Star Log: March 29, 2017
We piled into the Family Ford and drove five hours to one of the most forgettable places on a Pennsylvania map. Marked only by a handful of shuttered factories, Meadville is home to a particular liberal arts college that was on our middle kid’s shortlist. Maybe it was the dirty snow piles that clung to the sidewalks or the giant potholes that could swallow a Volkswagen, but this mom exhaled when our girl chose to continue her education three hours closer to home. Phew! There was no conceivable reason to return to the crumbling town of Meadville. Ever.
Star Log: April 8, 2024
My husband, son, and I piled into the same Ford Explorer sporting an additional 100,000 miles on the odometer, to see the solar eclipse in totality. With a Rand-McNally paper map as a backup in case the sun fried all the satellites, we plugged “Sheetz-Meadville, Pennsylvania” into the GPS. I love it when God takes my absolute statements and turns them into absolute nonsense.
And all the science, I don't understand...
This was my husband’s adventure, so don’t trust anything I have to say about the actual science-y stuff of a solar eclipse. I merely regurgitate the words he says to me when I am only half listening. But in terms of totality, Erie seemed to be in every Pennsylvanian's crosshairs, which was exactly why we wouldn't get that far.
You know, that didn’t really matter to me. I was stuffed in a car with two of my favorite men, with nothing but Pennsylvania scenery and roadside oddities to distract us. The first hundred miles on Pennsylvania 322 West were familiar ones. This allowed for easy conversations that often started with “Remember when,” which reminded me of God’s goodness in our marriage and our family.
That conversation and others like it that day, were part of the solar eclipse package.
With the Penn State University exits in our rear-view mirror, the landscape changed, and the number of cars going westward multiplied. Three hours later, we sized up the business district of Meadville and decided to stick around.
After a closer examination of the behemoth PennDOT Road Sign Sculpture (it's actually an official attraction you can find on Google Maps), and a pit stop at a hot dog stand that had been in business for 77 years, we made our way to the adjacent Walmart parking lot and settled in.
No. It wasn’t the sandy beaches of Presque Isle State Park or any other natural landscape, but it held its own charm. People trickled in with their RVs and mini-vans packed with multi-generational families, setting up lawn chairs nearby. Others pulled in with their pick-up trucks, sat on the edge of the tailgate, and let their feet dangle. As the time came closer, employees came out of their workplace and joined the crowd, decidedly unconcerned about losing a few sales. Or looting.
As the skies got darker, a part of my brain wandered to a discussion I had with a few of the folks at Living Water. “Will the Rapture happen during the solar eclipse?” It seemed unlikely, we concurred, but looking around, I wondered who in that parking lot might be left behind. And it made me sad.

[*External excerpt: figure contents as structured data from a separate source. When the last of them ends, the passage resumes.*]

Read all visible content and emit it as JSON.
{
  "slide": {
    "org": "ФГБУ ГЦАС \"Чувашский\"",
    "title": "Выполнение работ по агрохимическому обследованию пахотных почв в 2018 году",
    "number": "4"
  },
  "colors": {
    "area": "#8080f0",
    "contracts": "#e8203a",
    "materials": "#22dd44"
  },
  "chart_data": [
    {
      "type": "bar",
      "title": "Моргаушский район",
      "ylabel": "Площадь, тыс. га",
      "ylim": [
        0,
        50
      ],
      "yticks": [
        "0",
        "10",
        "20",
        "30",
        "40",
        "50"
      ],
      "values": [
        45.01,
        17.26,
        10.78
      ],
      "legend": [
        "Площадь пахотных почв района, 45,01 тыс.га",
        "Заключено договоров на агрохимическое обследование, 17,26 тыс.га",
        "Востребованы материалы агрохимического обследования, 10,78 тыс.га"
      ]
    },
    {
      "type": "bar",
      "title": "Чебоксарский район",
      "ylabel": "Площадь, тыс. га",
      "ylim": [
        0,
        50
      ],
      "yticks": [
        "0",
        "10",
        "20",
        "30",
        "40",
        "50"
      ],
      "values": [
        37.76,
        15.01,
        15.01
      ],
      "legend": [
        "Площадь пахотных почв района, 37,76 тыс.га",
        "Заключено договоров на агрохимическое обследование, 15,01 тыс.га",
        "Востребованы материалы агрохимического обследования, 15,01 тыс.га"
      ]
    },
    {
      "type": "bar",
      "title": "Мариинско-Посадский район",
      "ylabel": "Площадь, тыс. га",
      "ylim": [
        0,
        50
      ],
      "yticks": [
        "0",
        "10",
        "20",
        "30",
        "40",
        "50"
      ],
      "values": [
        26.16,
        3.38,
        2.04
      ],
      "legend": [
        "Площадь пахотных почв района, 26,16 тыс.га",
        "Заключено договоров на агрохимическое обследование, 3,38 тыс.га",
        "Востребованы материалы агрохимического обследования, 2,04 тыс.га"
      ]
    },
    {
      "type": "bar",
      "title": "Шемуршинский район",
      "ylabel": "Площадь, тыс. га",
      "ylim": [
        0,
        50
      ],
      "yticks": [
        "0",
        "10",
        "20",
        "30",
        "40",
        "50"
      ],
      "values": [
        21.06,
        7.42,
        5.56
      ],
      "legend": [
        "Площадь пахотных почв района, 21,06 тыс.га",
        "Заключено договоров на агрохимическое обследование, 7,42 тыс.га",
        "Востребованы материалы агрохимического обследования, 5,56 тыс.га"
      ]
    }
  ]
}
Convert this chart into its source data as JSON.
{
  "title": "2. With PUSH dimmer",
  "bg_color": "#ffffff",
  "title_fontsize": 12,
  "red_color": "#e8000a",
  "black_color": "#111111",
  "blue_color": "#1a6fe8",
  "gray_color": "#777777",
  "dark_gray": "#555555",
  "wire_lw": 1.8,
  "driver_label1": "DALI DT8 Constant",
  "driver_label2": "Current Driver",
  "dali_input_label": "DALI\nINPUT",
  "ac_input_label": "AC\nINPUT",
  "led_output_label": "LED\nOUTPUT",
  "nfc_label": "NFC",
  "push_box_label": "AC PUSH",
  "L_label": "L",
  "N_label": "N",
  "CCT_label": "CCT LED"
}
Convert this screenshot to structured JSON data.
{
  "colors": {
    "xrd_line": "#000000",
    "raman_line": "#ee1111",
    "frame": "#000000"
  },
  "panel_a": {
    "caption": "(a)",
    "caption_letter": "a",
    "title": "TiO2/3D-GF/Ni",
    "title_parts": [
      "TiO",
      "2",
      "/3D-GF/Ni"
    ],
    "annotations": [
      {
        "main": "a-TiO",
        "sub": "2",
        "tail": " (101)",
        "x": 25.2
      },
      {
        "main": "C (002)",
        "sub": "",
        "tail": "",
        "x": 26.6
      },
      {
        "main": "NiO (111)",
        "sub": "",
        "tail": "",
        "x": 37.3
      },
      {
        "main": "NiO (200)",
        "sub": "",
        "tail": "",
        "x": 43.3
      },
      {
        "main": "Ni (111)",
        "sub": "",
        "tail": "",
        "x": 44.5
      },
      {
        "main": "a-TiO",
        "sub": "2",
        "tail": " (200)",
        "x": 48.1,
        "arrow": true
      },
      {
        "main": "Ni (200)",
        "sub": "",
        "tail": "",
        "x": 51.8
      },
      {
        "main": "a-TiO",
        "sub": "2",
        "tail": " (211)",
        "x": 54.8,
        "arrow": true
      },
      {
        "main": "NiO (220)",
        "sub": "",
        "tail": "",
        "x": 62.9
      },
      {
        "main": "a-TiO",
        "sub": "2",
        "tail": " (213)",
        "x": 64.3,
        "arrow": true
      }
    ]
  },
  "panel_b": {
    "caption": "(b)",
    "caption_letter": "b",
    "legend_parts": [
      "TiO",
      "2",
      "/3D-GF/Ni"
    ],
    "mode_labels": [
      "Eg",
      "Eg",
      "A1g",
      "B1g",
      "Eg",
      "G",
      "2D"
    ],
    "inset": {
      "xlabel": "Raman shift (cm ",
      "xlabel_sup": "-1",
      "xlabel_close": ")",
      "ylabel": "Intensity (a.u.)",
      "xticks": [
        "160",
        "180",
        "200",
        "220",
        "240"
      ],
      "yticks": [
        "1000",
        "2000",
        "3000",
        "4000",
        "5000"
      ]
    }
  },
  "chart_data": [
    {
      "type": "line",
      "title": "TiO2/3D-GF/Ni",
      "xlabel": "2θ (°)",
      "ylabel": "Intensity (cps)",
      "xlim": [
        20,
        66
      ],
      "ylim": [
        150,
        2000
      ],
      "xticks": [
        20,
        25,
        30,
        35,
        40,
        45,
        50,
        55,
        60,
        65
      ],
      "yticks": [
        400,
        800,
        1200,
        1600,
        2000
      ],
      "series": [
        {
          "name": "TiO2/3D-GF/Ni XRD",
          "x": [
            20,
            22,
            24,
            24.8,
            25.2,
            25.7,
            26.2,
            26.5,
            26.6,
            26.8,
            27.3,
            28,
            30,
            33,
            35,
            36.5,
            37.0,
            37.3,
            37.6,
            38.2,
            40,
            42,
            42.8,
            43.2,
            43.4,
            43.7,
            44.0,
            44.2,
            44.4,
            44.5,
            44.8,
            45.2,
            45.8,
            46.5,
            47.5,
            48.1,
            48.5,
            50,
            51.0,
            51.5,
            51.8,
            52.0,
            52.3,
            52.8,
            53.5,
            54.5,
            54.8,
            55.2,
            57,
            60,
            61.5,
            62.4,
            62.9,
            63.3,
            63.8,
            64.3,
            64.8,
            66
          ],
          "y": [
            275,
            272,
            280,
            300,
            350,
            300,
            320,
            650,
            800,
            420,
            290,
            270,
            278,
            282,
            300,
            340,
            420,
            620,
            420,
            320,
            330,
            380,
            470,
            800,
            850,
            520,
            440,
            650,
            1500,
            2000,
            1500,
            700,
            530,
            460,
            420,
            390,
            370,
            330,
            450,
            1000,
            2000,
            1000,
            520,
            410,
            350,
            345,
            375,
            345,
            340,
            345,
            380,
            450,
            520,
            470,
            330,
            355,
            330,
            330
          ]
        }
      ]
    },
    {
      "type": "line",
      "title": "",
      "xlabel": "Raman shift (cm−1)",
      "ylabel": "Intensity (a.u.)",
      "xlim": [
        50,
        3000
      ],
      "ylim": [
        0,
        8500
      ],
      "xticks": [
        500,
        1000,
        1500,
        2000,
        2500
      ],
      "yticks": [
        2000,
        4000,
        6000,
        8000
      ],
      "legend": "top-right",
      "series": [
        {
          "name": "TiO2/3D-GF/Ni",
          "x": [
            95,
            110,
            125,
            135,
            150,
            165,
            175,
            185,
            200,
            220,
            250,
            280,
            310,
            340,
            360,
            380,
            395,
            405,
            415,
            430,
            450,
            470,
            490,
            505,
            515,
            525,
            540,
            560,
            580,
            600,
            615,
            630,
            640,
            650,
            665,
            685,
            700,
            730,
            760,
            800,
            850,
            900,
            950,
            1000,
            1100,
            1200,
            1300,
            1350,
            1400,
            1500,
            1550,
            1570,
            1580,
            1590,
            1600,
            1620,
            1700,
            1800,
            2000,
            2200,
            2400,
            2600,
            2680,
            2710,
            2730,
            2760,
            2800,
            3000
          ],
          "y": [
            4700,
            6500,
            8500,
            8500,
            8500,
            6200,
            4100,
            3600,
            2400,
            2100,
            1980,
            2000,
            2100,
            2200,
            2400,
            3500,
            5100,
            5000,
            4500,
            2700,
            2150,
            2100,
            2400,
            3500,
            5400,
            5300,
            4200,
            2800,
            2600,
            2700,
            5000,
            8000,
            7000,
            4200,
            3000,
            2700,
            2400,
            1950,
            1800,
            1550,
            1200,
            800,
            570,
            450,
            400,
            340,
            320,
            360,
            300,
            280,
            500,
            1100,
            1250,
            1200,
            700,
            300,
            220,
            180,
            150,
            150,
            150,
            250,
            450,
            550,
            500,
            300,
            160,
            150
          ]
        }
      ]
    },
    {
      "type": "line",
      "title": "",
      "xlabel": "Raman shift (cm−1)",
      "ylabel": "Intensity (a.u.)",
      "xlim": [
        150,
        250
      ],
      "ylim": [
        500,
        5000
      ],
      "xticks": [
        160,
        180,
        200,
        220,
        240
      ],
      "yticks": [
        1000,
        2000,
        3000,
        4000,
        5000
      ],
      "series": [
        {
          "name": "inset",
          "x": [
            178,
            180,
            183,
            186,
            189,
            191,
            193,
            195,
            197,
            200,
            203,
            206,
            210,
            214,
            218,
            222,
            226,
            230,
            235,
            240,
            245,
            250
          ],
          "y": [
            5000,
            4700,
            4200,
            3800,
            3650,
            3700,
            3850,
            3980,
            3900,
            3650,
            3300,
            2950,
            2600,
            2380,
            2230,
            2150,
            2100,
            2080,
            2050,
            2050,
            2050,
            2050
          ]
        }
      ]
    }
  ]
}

While most spectators alternated between looking at the sun with their safety glasses and the settings on their cameras, I was taking in all of the human-interest stories unfolding before me. But when the totality took place, you knew it by the oohs, and aahs, the rapid-fire clicking of camera shutters by my own two nerds, and yes…fireworks in the distance. I spun my body around like a flywheel and noticed the sun setting in every direction.
Believing in a Creator allowed me to enjoy our day to its fullest, unencumbered by scientific terms that required effort or a textbook. I don't have to understand it any more than why salamanders seek out vernal pools in the spring to reproduce, or why deciduous leaves burst into colors in the fall. God, in his extravagance, put it there for you and me to enjoy, and to learn more about Him.
We rode most of the way home in companionable silence, perhaps making sense of what we had experienced 200 miles prior. Though facing east, our son looked backward and said “That’s a pretty sunset!” In a roundabout way, we witnessed two sunsets on the same day.
This lesser-known, but miraculous event came to mind as we pulled into our driveway, 503 miles later. Among other things, these verses bring home two opposing realities. God is in control of everything He created, and yet, He heeds and hears the prayers of imperfect people like you and me.
And that is a God worth worshipping.
Good stuff Janet! Thank you for the post!